The biggest sales gains are being made by compacts priced from $3,200 to $4,500: Chevy Novas, Ford Granadas, Dodge Aspens and Plymouth Volares, which are only slightly larger than the most diminutive models. The compacts' market share has gone from little more than 14% two years ago to almost 19% today. Intermediate models, such as the Oldsmobile Cutlass and Chevrolet Monte Carlo, the Chrysler Cordoba and the Ford Elite, are also advancing, from 22% of the market last year to almost 26% this year. Their price range: $3,700 to $4,500.
Anyway, automakers are going to continue shrinking their cars and will even bring out more subcompacts in the belief that small cars will be the big wheels of the future. Besides, they really do not have much choice. The energy act passed by Congress last year requires the average new car to get 27.5 miles per gal. by 1985about double the average performance of the 1974s and far greater even than the 17.6 miles per gal. average of current models. The only way to achieve that is to make cars shorter and lighter each year.
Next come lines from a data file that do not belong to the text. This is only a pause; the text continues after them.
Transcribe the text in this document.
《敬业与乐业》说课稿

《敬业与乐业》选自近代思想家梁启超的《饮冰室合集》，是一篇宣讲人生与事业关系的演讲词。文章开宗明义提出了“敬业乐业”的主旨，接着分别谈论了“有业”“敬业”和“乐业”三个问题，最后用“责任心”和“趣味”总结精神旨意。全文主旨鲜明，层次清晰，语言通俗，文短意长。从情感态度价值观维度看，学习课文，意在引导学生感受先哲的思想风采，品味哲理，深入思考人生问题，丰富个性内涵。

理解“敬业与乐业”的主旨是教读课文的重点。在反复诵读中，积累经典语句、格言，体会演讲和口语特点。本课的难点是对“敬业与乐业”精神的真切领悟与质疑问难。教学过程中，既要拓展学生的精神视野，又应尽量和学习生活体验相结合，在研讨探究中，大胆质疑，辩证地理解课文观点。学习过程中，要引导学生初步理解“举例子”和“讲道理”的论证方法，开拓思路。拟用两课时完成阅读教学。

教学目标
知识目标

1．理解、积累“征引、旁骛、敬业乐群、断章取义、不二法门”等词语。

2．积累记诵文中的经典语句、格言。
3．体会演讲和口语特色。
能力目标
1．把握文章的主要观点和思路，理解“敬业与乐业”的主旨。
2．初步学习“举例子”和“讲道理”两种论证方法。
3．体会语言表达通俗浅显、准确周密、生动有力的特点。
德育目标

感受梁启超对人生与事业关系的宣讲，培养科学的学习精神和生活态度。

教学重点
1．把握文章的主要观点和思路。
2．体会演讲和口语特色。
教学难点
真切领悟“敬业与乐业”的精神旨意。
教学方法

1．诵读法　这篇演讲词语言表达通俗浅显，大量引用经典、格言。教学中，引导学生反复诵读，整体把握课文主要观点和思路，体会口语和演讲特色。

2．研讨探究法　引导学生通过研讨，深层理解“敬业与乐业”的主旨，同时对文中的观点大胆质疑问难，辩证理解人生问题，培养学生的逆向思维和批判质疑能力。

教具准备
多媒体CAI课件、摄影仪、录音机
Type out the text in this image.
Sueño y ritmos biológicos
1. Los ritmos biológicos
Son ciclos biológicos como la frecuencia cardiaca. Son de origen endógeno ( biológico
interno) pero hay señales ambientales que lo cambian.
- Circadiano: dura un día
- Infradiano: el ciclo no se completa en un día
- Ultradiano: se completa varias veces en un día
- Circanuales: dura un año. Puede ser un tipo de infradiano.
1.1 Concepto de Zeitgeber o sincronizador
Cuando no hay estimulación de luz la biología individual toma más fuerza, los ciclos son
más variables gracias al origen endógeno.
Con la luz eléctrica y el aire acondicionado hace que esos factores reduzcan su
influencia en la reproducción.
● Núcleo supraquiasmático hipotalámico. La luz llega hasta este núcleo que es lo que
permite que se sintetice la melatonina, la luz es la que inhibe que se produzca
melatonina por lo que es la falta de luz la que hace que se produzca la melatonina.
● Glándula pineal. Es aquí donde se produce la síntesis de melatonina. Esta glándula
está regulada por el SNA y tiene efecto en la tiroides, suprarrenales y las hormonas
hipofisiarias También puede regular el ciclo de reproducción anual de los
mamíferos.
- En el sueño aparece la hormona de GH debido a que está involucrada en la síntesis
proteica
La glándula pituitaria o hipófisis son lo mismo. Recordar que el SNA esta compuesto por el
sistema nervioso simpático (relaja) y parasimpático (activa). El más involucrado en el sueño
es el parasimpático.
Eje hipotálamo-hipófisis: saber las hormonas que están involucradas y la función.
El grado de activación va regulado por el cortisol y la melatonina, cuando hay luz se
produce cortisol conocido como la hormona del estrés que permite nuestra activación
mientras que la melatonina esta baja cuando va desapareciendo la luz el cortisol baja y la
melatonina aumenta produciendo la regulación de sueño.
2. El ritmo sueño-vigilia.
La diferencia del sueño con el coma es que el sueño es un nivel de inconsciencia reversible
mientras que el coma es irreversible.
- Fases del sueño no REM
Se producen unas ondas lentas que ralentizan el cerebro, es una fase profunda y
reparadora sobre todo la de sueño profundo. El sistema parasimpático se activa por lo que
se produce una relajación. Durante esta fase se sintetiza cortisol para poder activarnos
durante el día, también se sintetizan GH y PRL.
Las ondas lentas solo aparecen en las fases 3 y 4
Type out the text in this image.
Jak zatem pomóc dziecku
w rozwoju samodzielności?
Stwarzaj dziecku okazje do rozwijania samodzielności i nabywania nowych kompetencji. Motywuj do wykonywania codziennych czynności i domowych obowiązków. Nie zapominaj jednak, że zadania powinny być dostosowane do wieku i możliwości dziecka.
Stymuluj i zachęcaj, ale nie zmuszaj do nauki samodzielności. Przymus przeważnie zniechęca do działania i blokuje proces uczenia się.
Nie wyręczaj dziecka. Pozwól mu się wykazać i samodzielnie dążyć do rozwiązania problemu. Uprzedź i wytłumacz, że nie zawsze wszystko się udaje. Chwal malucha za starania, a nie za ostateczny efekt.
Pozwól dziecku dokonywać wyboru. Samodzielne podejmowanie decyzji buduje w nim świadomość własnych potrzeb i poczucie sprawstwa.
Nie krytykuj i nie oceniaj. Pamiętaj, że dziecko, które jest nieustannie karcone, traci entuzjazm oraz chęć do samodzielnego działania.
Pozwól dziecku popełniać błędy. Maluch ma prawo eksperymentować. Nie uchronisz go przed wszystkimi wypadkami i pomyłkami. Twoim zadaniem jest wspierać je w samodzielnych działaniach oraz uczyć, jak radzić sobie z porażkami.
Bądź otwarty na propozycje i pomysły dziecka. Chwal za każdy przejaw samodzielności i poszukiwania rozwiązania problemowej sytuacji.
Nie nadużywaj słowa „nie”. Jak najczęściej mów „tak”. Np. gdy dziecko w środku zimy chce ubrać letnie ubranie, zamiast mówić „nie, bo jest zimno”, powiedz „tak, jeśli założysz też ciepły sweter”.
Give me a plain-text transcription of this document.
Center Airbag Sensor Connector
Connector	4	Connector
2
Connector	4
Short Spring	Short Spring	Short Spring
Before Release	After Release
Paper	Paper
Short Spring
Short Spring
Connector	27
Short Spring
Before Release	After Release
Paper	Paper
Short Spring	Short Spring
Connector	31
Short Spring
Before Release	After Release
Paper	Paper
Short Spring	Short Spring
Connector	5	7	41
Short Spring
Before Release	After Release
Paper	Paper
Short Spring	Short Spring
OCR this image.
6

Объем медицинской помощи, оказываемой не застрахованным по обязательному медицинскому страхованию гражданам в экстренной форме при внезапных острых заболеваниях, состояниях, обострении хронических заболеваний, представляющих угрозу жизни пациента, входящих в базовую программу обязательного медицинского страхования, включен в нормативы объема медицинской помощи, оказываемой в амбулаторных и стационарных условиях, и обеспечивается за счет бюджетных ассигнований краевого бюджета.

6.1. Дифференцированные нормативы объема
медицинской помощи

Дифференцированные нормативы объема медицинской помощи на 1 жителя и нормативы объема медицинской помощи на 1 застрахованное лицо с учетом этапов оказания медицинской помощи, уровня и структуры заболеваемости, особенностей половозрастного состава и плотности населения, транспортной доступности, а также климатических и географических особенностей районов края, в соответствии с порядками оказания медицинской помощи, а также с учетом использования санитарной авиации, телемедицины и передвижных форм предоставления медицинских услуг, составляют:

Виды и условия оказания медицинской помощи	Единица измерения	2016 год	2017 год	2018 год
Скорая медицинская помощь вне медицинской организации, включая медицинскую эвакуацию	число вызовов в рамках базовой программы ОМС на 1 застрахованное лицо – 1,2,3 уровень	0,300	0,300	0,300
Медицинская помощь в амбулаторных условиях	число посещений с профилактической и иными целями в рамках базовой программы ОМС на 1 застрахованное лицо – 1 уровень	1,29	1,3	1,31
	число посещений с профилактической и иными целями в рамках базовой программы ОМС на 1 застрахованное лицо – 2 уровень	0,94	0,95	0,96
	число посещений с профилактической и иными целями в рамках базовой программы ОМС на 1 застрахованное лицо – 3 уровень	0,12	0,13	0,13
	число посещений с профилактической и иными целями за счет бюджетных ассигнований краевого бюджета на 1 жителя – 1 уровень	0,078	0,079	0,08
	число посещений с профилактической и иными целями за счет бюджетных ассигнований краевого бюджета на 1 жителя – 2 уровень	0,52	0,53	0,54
Slimming Down. GM, which now offers seven different subcompacts, is aggressively pressing multibillion-dollar plans to slim down most of its larger cars. The 1977 model of the standard Chevrolet Impala that will roll out next September will be only a few inches longer than intermediates like the Chevelle. Says Chairman Thomas Murphy: "By 1980 cars under 3,500 pounds may account for more than 70% of all GM sales compared with about 20% now."
Ford President Lee Iacocca believes that for the next few years there will still be a substantial market for standard cars"especially four-door sedan styles"but eventually most standards will shrink to about intermediate size or smaller. To compete temporarily against GM's slow-moving Chevette (which carries a back seat as optional equipment), Ford has introduced an extra-economic version of the Pinto (38 miles per gal.). Next year, Ford will import a minicar assembled by its subsidiary in Germany and offer a trimmed-down version of its once popular Thunderbird.
Cash-strapped Chrysler is stepping up preparations to bring out its first domestic subcompact late next year. It has also begun importing a Japanese-made subcompact, the Plymouth Arrow. Pleased by brisk sales of his company's compact Volare and Aspen, Chrysler President Eugene Cafiero says: "The core of the market next year is going to be compact vehicles."